Isto Administração Nacional de Medicamentos, Alimentos e Tecnologia (Anmat) Esta sexta-feira, proibiu a produção, distribuição e comercialização em todo o país e nas plataformas de venda online marca de azeite por não conformidade com regulamentos alimentares; o produto foi considerado “apócrifo” por rotulagem falsa e inexistência de inscrições em seu rótulo.

No Diário Oficial publicado nesta sexta-feira, por meio do dispositivo 192/2026 assinado pelo titular da entidade, Luis Eduardo Fontana, foi estabelecida a limitação do produto.Azeite virgem extra; marca: Tierra de Oliva; RNPA nº 12301246; Produzido e embalado Nome da empresa: Estabelecimento Los Juárez. Cominho – La Rioja; RNE Nº 12310897“.

Segundo a administração, o indivíduo fez uma consulta ao Instituto Nacional de Alimentação (INAL) sobre o produto e alegou que este não cumpria a regulamentação alimentar. A Autoridade de Saúde e Nutrição interveio assim e verificou que já tinham sido feitas outras duas notificações e constatou que os números do Cadastro de Estabelecimentos Nacionais (RNE) e do Cadastro Nacional de Produtos Alimentares (RNPA) “não existem”.

Anmat proibiu a produção e venda de azeite da marca

Por sua vez, o produto foi comercializado Santa Fé e a Agência Santa Fe de Segurança Alimentar (ASSAL) emitiu um alerta e proibiu a produção, posse, distribuição, transporte, comercialização e exibição em Santa Fé. A mesma medida foi tomada, enquanto c CórdobaApós decisão do município de Marcos Juarez.

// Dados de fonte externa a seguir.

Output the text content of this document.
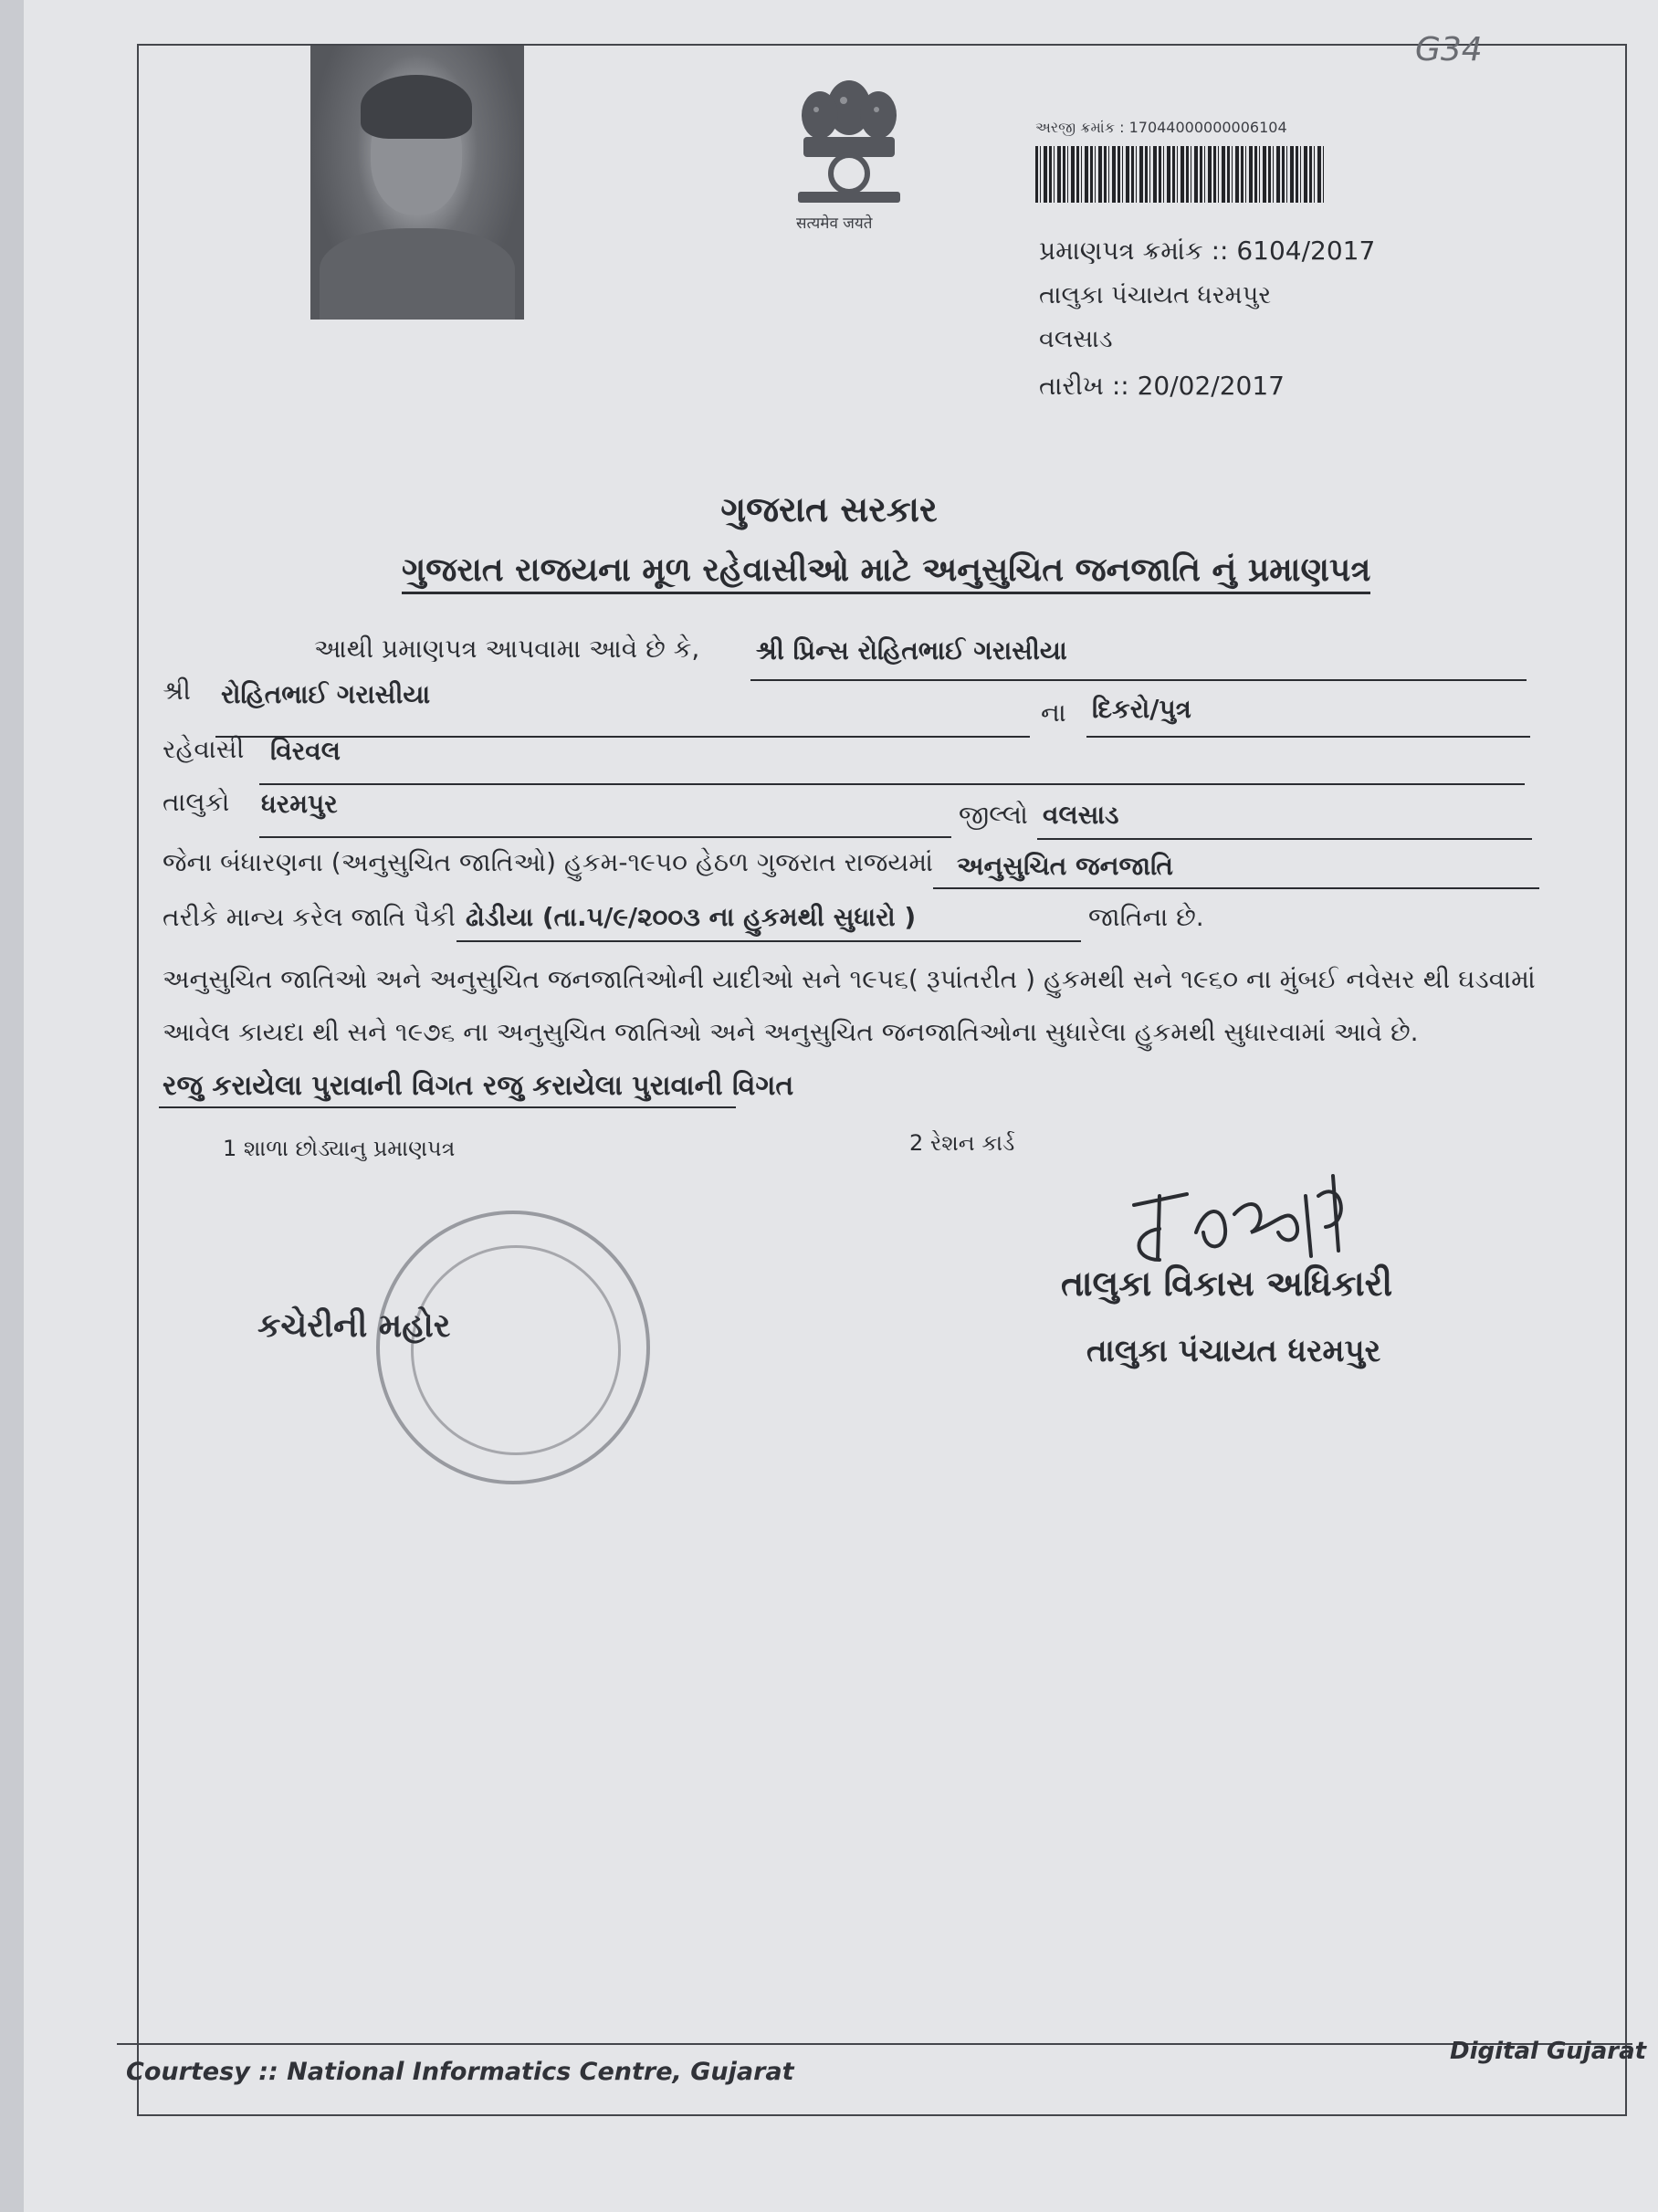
G34
सत्यमेव जयते
અરજી ક્રમાંક : 17044000000006104
પ્રમાણપત્ર ક્રમાંક :: 6104/2017
તાલુકા પંચાયત ધરમપુર
વલસાડ
તારીખ :: 20/02/2017
ગુજરાત સરકાર
ગુજરાત રાજયના મૂળ રહેવાસીઓ માટે અનુસુચિત જનજાતિ નું પ્રમાણપત્ર
આથી પ્રમાણપત્ર આપવામા આવે છે કે, શ્રી પ્રિન્સ રોહિતભાઈ ગરાસીયા
શ્રી રોહિતભાઈ ગરાસીયા
ના દિકરો/પુત્ર
રહેવાસી વિરવલ
તાલુકો ધરમપુર	જીલ્લો વલસાડ
જેના બંધારણના (અનુસુચિત જાતિઓ) હુકમ-૧૯૫૦ હેઠળ ગુજરાત રાજયમાં અનુસુચિત જનજાતિ
તરીકે માન્ય કરેલ જાતિ પૈકી ઢોડીયા (તા.૫/૯/૨૦૦૩ ના હુકમથી સુધારો )	જાતિના છે.
અનુસુચિત જાતિઓ અને અનુસુચિત જનજાતિઓની યાદીઓ સને ૧૯૫૬( રૂપાંતરીત ) હુકમથી સને ૧૯૬૦ ના મુંબઈ નવેસર થી ઘડવામાં
આવેલ કાયદા થી સને ૧૯૭૬ ના અનુસુચિત જાતિઓ અને અનુસુચિત જનજાતિઓના સુધારેલા હુકમથી સુધારવામાં આવે છે.
રજુ કરાયેલા પુરાવાની વિગત રજુ કરાયેલા પુરાવાની વિગત
1 શાળા છોડ્યાનુ પ્રમાણપત્ર	2 રેશન કાર્ડ
કચેરીની મહોર
તાલુકા વિકાસ અધિકારી
તાલુકા પંચાયત ધરમપુર
Courtesy :: National Informatics Centre, Gujarat
Digital Gujarat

A este respeito, Anmat se expressou. “O produto está violando falta de documentação de saúde das instalações e dos produtose por falsa rotulagem ao exibir em seu rótulo números inexistentes de RNE e RNPA, revelando-se assim apócrifos.

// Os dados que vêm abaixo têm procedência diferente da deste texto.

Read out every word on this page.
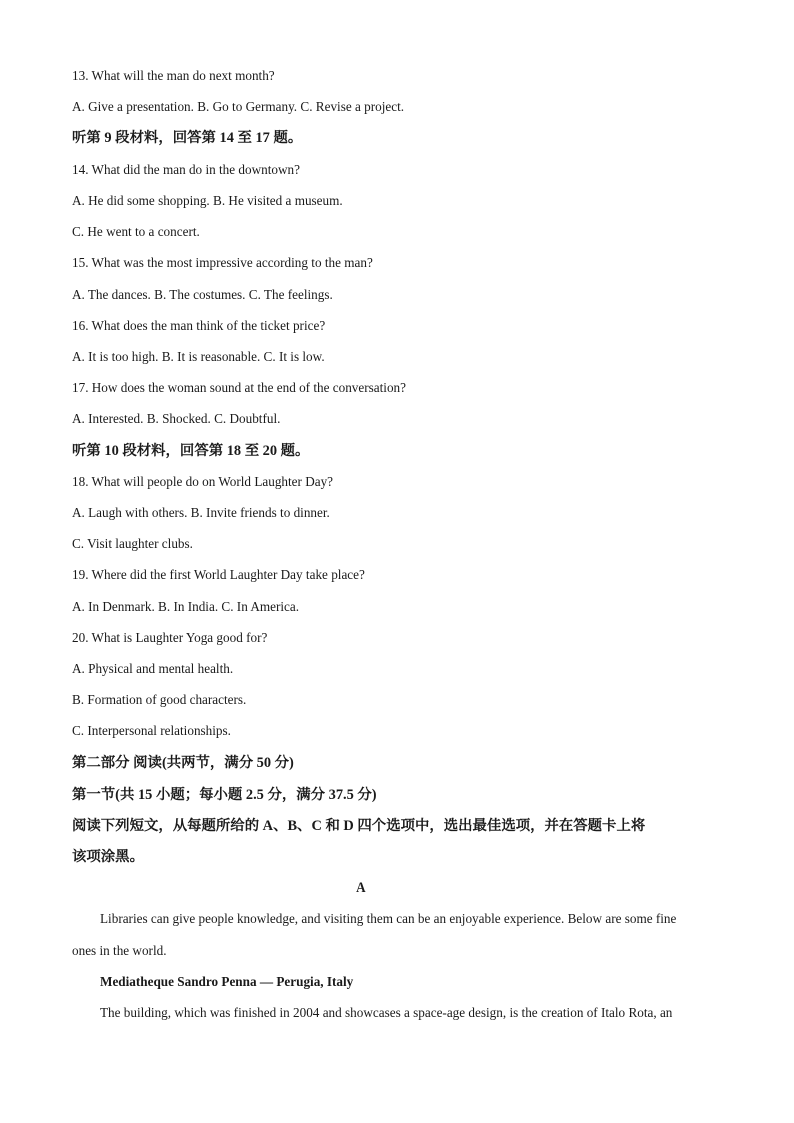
13. What will the man do next month?
A. Give a presentation. B. Go to Germany. C. Revise a project.
听第 9 段材料，回答第 14 至 17 题。
14. What did the man do in the downtown?
A. He did some shopping. B. He visited a museum.
C. He went to a concert.
15. What was the most impressive according to the man?
A. The dances. B. The costumes. C. The feelings.
16. What does the man think of the ticket price?
A. It is too high. B. It is reasonable. C. It is low.
17. How does the woman sound at the end of the conversation?
A. Interested. B. Shocked. C. Doubtful.
听第 10 段材料，回答第 18 至 20 题。
18. What will people do on World Laughter Day?
A. Laugh with others. B. Invite friends to dinner.
C. Visit laughter clubs.
19. Where did the first World Laughter Day take place?
A. In Denmark. B. In India. C. In America.
20. What is Laughter Yoga good for?
A. Physical and mental health.
B. Formation of good characters.
C. Interpersonal relationships.
第二部分 阅读(共两节，满分 50 分)
第一节(共 15 小题；每小题 2.5 分，满分 37.5 分)
阅读下列短文，从每题所给的 A、B、C 和 D 四个选项中，选出最佳选项，并在答题卡上将
该项涂黑。
A
Libraries can give people knowledge, and visiting them can be an enjoyable experience. Below are some fine
ones in the world.
Mediatheque Sandro Penna — Perugia, Italy
The building, which was finished in 2004 and showcases a space-age design, is the creation of Italo Rota, an
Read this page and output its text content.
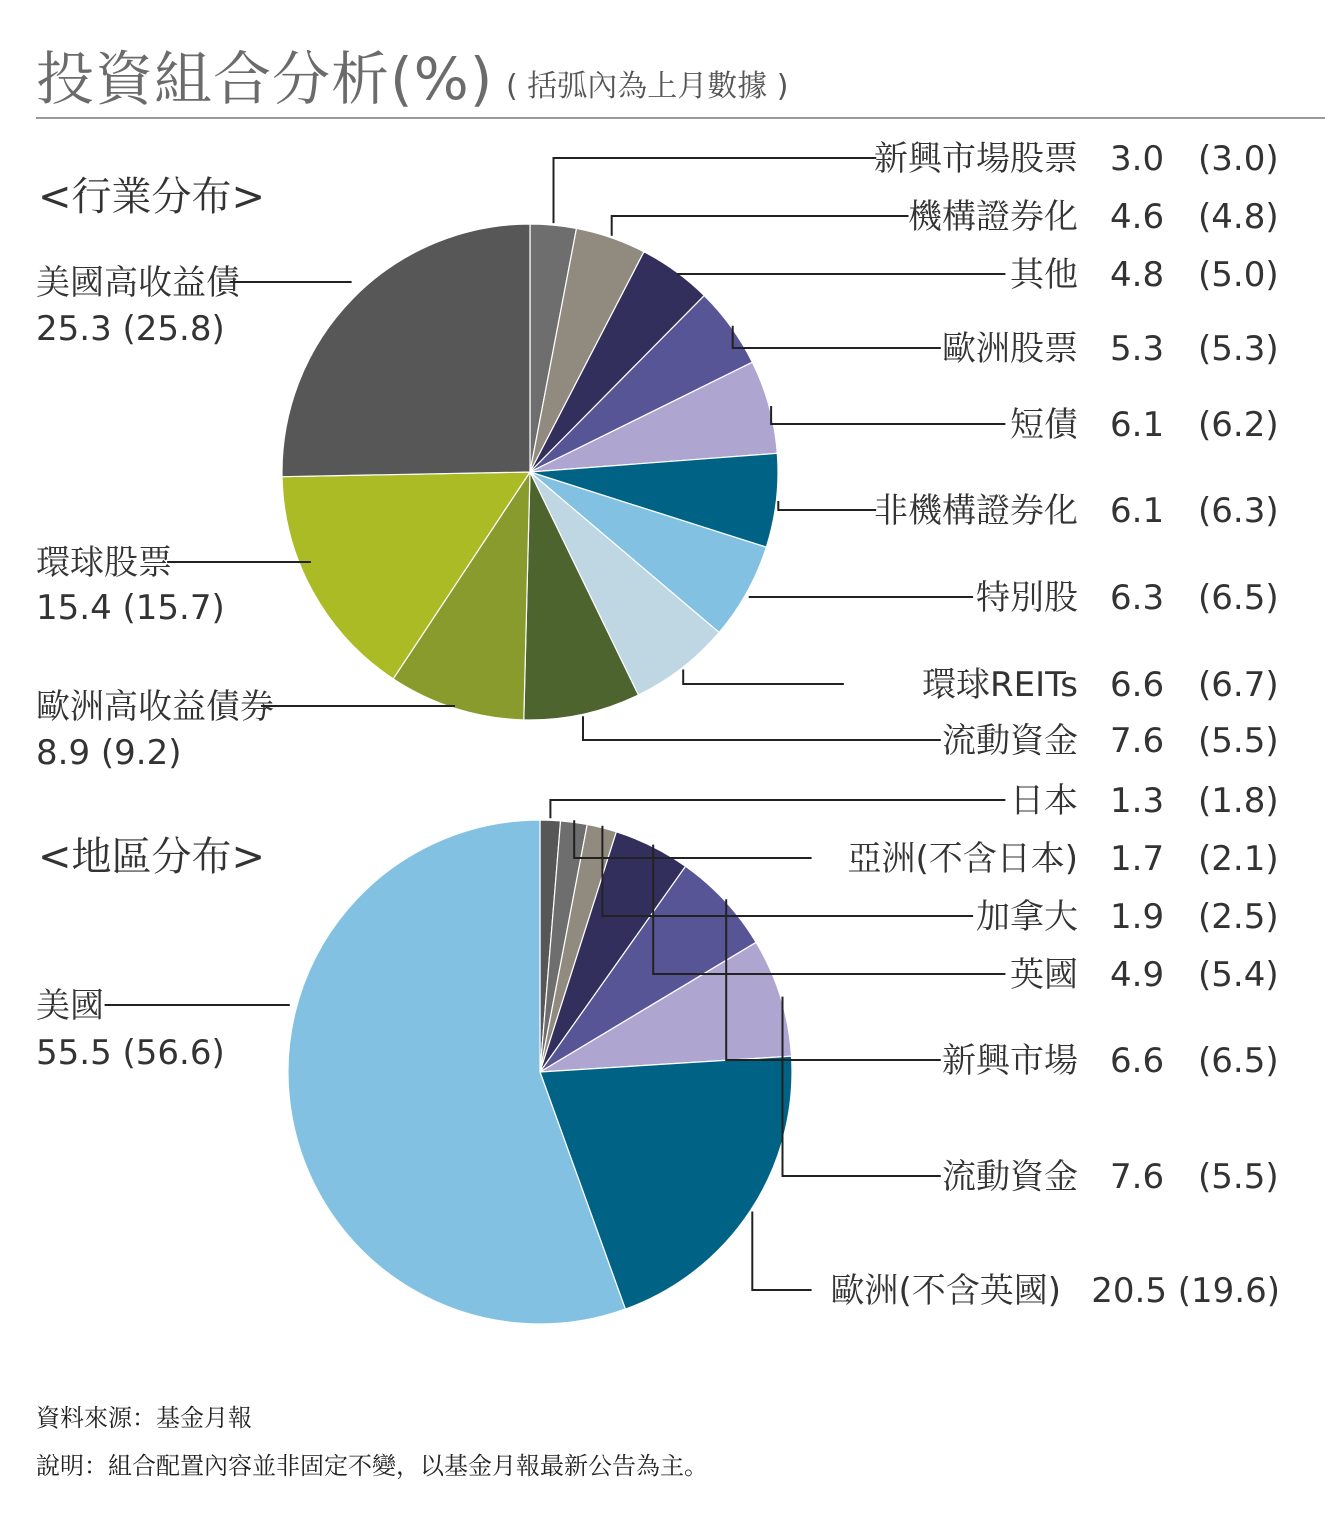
投資組合分析(%) ( 括弧內為上月數據 )
<行業分布>
新興市場股票 3.0 (3.0)
機構證券化 4.6 (4.8)
其他 4.8 (5.0)
歐洲股票 5.3 (5.3)
短債 6.1 (6.2)
非機構證券化 6.1 (6.3)
特別股 6.3 (6.5)
環球REITs 6.6 (6.7)
流動資金 7.6 (5.5)
歐洲高收益債券
8.9 (9.2)
環球股票
15.4 (15.7)
美國高收益債
25.3 (25.8)
<地區分布>
日本 1.3 (1.8)
亞洲(不含日本) 1.7 (2.1)
加拿大 1.9 (2.5)
英國 4.9 (5.4)
新興市場 6.6 (6.5)
流動資金 7.6 (5.5)
歐洲(不含英國) 20.5 (19.6)
美國
55.5 (56.6)
資料來源：基金月報
說明：組合配置內容並非固定不變，以基金月報最新公告為主。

“Para proteger a saúde dos cidadãos, quando se tratam de produtos alimentares que não possuem registo, pelo que a sua segurança, rastreabilidade, condições de produção e qualidade não podem ser garantidas sob o nível de controlo adequado nas condições estabelecidas pela regulamentação em vigor, o Departamento de Regulação Alimentar do INAL recomenda proibir a preparação, distribuição e comercialização em todo o território nacional e para a agência de vendas online.